F.F. emprunte au marxisme aussi la propension à tomber dans
l'apologie du capitalisme et de la bourgeoisie:
"Ce qui est essentiel pour la production et le progrès est
le travail" et "ainsi le bourgeois valorise hautement le travail et,
contrairement à l'image peinte par les propagandistes
"radicaux", il n'est pas rare que les capitalistes travaillent beaucoup
plus d'heures qu'un ouvrier d'industrie, mais c'est un travail
d'organisation plutôt que de production."
Cependant F.F. oublie de préciser que derrière
l'expression "travail d'organisation" il y a une activité de
commandement sur les travailleurs et surtout d'humiliation des
travailleurs; et le fait d'humilier et tourmenter le prochain ne peut
pas être catalogué comme travail, mais appartient
à la catégorie du pur divertissement.
L'humiliation des travailleurs n'est pas un
élément accessoire du capitalisme, mais c'est
bien son vrai but social; et le travail est donc le
prétexte, le chantage matériel et moral, pour
déterminer cette humiliation.
F.F. a bon jeu en critiquant les aspects bigots et
démocratiques de l'anarcho-syndicalisme, mais il reste
cramponné à la même façon de
voir le capitalisme que ceux-là qu'il critique: c'est
à dire le capitalisme conçu comme un
phénomène strictement économique.
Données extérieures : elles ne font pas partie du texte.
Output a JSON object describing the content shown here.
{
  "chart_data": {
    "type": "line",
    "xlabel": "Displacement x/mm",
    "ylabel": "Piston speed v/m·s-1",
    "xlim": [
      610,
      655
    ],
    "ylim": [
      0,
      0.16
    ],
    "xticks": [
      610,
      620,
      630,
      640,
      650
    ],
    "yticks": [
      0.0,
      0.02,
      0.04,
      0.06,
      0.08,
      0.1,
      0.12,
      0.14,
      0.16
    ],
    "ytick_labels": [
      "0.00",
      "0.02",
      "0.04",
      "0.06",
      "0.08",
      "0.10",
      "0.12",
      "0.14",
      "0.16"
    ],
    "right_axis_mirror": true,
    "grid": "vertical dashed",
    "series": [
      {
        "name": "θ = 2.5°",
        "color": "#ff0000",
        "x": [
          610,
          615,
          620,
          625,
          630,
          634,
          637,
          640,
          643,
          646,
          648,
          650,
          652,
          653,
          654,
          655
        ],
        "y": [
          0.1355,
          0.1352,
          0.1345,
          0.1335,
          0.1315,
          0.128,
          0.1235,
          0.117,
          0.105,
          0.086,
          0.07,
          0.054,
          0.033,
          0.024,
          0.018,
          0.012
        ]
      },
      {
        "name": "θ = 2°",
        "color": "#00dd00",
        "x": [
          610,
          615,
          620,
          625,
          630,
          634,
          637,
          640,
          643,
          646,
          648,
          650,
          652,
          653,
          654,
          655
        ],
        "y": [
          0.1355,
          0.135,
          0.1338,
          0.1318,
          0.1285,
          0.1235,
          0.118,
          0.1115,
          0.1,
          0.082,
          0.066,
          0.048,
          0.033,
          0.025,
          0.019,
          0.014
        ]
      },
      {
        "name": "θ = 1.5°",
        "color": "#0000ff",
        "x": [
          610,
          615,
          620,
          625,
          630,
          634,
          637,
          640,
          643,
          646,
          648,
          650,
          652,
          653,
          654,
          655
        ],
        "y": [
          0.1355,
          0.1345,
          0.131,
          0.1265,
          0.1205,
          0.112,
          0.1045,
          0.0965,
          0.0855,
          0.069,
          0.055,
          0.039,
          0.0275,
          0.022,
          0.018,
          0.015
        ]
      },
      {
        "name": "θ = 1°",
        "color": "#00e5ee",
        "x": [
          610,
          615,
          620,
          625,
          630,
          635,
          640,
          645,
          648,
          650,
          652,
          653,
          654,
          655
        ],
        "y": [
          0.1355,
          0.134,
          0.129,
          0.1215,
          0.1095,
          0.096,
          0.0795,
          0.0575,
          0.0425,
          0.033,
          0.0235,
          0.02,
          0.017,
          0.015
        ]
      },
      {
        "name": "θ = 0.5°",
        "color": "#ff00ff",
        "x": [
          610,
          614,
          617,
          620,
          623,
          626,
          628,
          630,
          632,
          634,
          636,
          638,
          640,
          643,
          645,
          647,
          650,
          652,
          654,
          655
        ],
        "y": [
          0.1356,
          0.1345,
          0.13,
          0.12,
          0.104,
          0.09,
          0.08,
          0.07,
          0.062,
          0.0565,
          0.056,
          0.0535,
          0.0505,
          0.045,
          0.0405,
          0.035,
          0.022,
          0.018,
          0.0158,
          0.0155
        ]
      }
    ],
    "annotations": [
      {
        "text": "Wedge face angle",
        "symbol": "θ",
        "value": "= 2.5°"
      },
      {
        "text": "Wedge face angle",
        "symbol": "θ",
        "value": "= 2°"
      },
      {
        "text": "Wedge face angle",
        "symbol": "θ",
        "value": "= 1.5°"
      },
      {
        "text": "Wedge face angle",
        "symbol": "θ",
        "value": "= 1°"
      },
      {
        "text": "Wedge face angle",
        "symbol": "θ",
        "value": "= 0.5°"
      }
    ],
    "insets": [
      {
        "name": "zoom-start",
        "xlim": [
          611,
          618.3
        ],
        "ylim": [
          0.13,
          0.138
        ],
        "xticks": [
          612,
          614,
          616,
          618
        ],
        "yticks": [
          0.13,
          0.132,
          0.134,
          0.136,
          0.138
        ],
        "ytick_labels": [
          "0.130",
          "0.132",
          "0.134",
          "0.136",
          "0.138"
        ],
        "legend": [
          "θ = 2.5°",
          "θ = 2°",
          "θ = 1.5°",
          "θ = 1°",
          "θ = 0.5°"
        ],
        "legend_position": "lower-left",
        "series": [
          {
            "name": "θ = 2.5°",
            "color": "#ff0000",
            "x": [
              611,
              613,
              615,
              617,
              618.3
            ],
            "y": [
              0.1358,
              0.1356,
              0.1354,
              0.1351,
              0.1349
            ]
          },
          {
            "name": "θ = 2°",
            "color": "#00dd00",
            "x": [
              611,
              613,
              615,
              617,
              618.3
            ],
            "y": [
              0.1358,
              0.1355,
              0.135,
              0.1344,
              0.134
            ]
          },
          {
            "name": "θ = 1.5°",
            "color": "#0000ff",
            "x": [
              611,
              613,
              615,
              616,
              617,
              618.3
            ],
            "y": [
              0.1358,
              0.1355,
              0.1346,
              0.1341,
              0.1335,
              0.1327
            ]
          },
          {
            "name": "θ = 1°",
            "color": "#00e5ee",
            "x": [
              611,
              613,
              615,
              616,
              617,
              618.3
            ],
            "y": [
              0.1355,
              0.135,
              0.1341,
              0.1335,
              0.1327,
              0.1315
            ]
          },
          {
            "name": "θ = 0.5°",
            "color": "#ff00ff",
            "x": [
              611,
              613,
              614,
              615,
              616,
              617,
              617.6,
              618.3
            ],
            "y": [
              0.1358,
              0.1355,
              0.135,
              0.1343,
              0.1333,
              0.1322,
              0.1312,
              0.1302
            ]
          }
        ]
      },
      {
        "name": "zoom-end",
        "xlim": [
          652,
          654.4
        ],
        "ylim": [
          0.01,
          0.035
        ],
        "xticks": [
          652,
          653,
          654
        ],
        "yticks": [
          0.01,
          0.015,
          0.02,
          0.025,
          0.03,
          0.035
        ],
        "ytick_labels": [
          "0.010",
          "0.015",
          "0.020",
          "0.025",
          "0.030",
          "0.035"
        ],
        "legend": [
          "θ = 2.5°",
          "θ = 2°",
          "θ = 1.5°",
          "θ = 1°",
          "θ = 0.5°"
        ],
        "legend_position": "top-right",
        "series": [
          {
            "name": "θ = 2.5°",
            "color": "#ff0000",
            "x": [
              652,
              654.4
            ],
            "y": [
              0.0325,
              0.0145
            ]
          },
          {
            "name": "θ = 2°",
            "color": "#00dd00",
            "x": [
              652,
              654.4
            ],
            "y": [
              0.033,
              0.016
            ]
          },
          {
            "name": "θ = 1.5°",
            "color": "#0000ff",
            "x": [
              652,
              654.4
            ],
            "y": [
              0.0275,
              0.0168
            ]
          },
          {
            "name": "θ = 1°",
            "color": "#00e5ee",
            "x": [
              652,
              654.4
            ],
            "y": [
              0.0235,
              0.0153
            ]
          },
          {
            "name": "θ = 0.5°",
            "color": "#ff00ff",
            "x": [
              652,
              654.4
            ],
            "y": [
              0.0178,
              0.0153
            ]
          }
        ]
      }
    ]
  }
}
En
identifiant, selon l'opinion dominante, le capitalisme avec la
"productivité", la seule issue en sens anti-capitaliste qui
reste à F.F. est le "refus du travail", alors que la
question est plutôt de refuser le travail en tant que
tribut-obligation-mission, et certes pas le travail tout-court. La
liberté consiste dans la possibilité de choisir
de travailler ou pas, et non pas de se barrer la route du travail.
En conclusion, l'individualisme de F.F. ressort comme une pure
énonciation, parce que tout son appareillage
théorico-pratique s'avère lourdement
conditionné par les opinions dominantes.